Zithromax Increased Risk of Death After Donor Stem Cell Transplant
The FDA has released a new warning for Zithromax:
The antibiotic Zithromax (Zmax, azithromycin) should not be given long-term to prevent a certain inflammatory lung condition in patients with cancers of the blood or lymph nodes who undergo a donor stem cell transplant.
Results of a clinical trial found an increased rate of relapse in cancers affecting the blood and lymph nodes, including death, in these patients.
Azithromycin Side Effects
Zithromax, generically known as Azithromycin and sometimes as Zmax, is an antibiotic used to treat many types of infections including respiratory infections, sexually transmitted diseases, skin infections and ear infections.

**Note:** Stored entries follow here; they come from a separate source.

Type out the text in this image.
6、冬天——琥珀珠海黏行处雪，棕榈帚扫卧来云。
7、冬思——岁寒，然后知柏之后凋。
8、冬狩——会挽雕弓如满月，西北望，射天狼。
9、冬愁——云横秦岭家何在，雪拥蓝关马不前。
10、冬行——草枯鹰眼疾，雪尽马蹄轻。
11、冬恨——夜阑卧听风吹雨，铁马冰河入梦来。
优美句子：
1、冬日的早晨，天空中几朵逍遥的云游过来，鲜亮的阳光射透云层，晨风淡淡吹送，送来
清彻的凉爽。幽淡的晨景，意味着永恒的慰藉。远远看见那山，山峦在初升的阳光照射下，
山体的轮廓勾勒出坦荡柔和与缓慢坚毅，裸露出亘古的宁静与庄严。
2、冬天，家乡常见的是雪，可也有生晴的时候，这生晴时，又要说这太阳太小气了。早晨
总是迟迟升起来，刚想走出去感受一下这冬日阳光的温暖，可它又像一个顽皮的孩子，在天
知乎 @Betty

The FDA’s new warning includes a recommendation that Zithromax not be used as a long term prophylaxis treatment to reduce the risk of bronchiolitis obliterans. This use is off-label and not approved by the FDA. The new study showed a large increase in cancer recurrence and death among patients using the medication. The study was cancelled to protect study patients once it was clear Zithromax was harming patients in the study.
Zithromax for Bronchiolitis Obliterans Syndrome
Previous studies has suggested that long term Zithromax prescriptions could prevent bronchiolitis obliterans, a scarring and inflammation of the lungs that can occur in patients who have undergone hematopoietic stem cell transplantation (HSCT) treatment for cancer.

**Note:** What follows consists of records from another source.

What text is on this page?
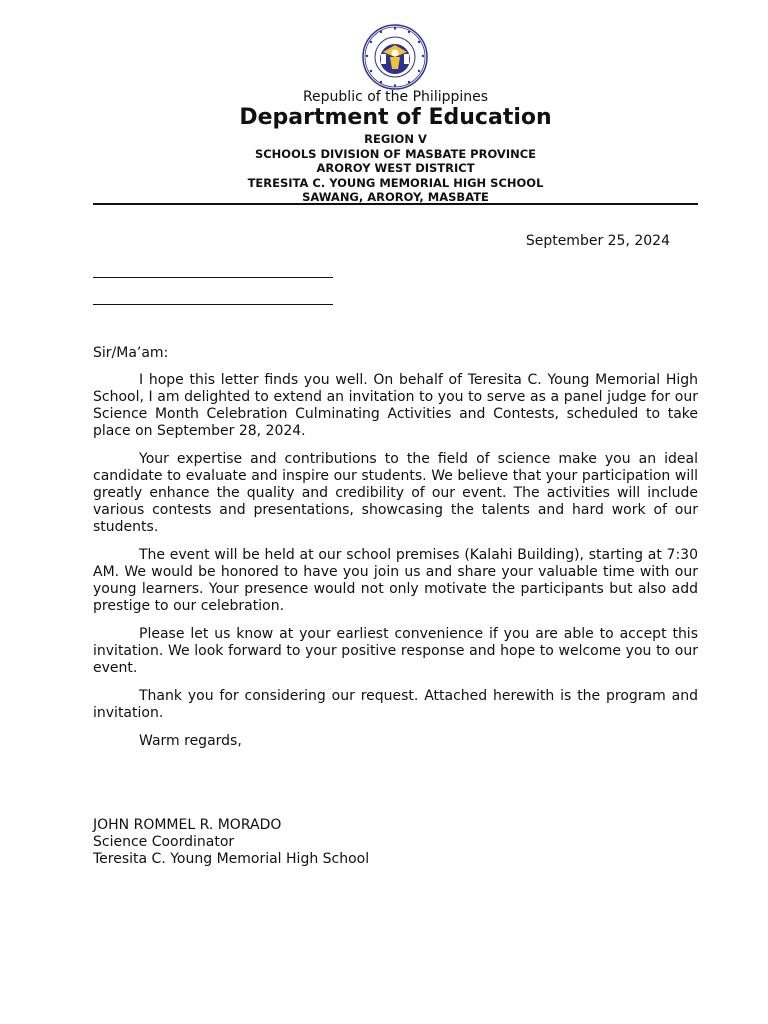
Republic of the Philippines
Department of Education
REGION V
SCHOOLS DIVISION OF MASBATE PROVINCE
AROROY WEST DISTRICT
TERESITA C. YOUNG MEMORIAL HIGH SCHOOL
SAWANG, AROROY, MASBATE
September 25, 2024
Sir/Ma’am:

I hope this letter finds you well. On behalf of Teresita C. Young Memorial High School, I am delighted to extend an invitation to you to serve as a panel judge for our Science Month Celebration Culminating Activities and Contests, scheduled to take place on September 28, 2024.

Your expertise and contributions to the field of science make you an ideal candidate to evaluate and inspire our students. We believe that your participation will greatly enhance the quality and credibility of our event. The activities will include various contests and presentations, showcasing the talents and hard work of our students.

The event will be held at our school premises (Kalahi Building), starting at 7:30 AM. We would be honored to have you join us and share your valuable time with our young learners. Your presence would not only motivate the participants but also add prestige to our celebration.

Please let us know at your earliest convenience if you are able to accept this invitation. We look forward to your positive response and hope to welcome you to our event.

Thank you for considering our request. Attached herewith is the program and invitation.

Warm regards,
JOHN ROMMEL R. MORADO
Science Coordinator
Teresita C. Young Memorial High School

For the new study to test this hypothesis, 480 patients were randomly assigned to be treated with azithromycin or placebo for several years. Unfortunately after just one year the relapse rate for those taking the antibiotic was 34% vs 22% for placebo. The survival rate dropped from 70% to 54% if taking Zithromax.

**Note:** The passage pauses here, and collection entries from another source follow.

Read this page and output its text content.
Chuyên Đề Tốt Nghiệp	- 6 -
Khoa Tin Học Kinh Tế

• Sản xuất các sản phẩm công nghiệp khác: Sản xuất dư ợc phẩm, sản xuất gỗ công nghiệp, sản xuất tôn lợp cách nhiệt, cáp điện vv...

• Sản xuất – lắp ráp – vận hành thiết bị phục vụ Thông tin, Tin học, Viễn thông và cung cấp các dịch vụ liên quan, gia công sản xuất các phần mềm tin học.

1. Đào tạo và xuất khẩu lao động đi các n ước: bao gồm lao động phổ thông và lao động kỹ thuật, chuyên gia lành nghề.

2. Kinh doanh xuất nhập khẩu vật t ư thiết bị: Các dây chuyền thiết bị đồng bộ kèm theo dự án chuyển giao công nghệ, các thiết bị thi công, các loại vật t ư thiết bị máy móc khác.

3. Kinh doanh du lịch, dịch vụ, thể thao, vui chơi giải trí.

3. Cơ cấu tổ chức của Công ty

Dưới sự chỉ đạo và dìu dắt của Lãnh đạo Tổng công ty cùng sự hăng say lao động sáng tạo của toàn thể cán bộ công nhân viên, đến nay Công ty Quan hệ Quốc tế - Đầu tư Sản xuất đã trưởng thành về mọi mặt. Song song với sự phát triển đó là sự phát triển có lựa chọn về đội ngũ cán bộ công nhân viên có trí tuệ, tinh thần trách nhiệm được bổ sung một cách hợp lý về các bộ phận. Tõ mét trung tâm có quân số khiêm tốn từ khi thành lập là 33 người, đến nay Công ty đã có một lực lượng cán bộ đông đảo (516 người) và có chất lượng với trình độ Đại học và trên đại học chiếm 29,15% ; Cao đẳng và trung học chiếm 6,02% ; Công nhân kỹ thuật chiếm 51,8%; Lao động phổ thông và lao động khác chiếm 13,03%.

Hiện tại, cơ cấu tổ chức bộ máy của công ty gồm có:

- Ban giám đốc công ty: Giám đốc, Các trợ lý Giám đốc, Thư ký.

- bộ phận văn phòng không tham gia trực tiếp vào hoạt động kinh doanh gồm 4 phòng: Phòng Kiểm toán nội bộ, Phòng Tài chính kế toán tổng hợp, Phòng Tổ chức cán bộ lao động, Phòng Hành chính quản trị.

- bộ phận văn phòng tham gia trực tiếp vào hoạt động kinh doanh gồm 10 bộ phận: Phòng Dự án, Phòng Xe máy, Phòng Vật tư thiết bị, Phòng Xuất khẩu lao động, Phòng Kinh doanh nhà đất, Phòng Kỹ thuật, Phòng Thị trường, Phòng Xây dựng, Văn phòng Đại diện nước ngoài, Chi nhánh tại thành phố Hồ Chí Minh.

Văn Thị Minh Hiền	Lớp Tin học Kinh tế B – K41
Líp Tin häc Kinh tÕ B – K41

Due to these large increases in the risk of relapse and death, the study was stopped. The FDA has released this warning so patients and health care professionals can know the risks of off-label long term Zithromax for bronchiolitis obliterans prevention. The study found the risk of cancer recurrence and death both increased by 50% compared to placebo, a terrible outcome for the off-label use.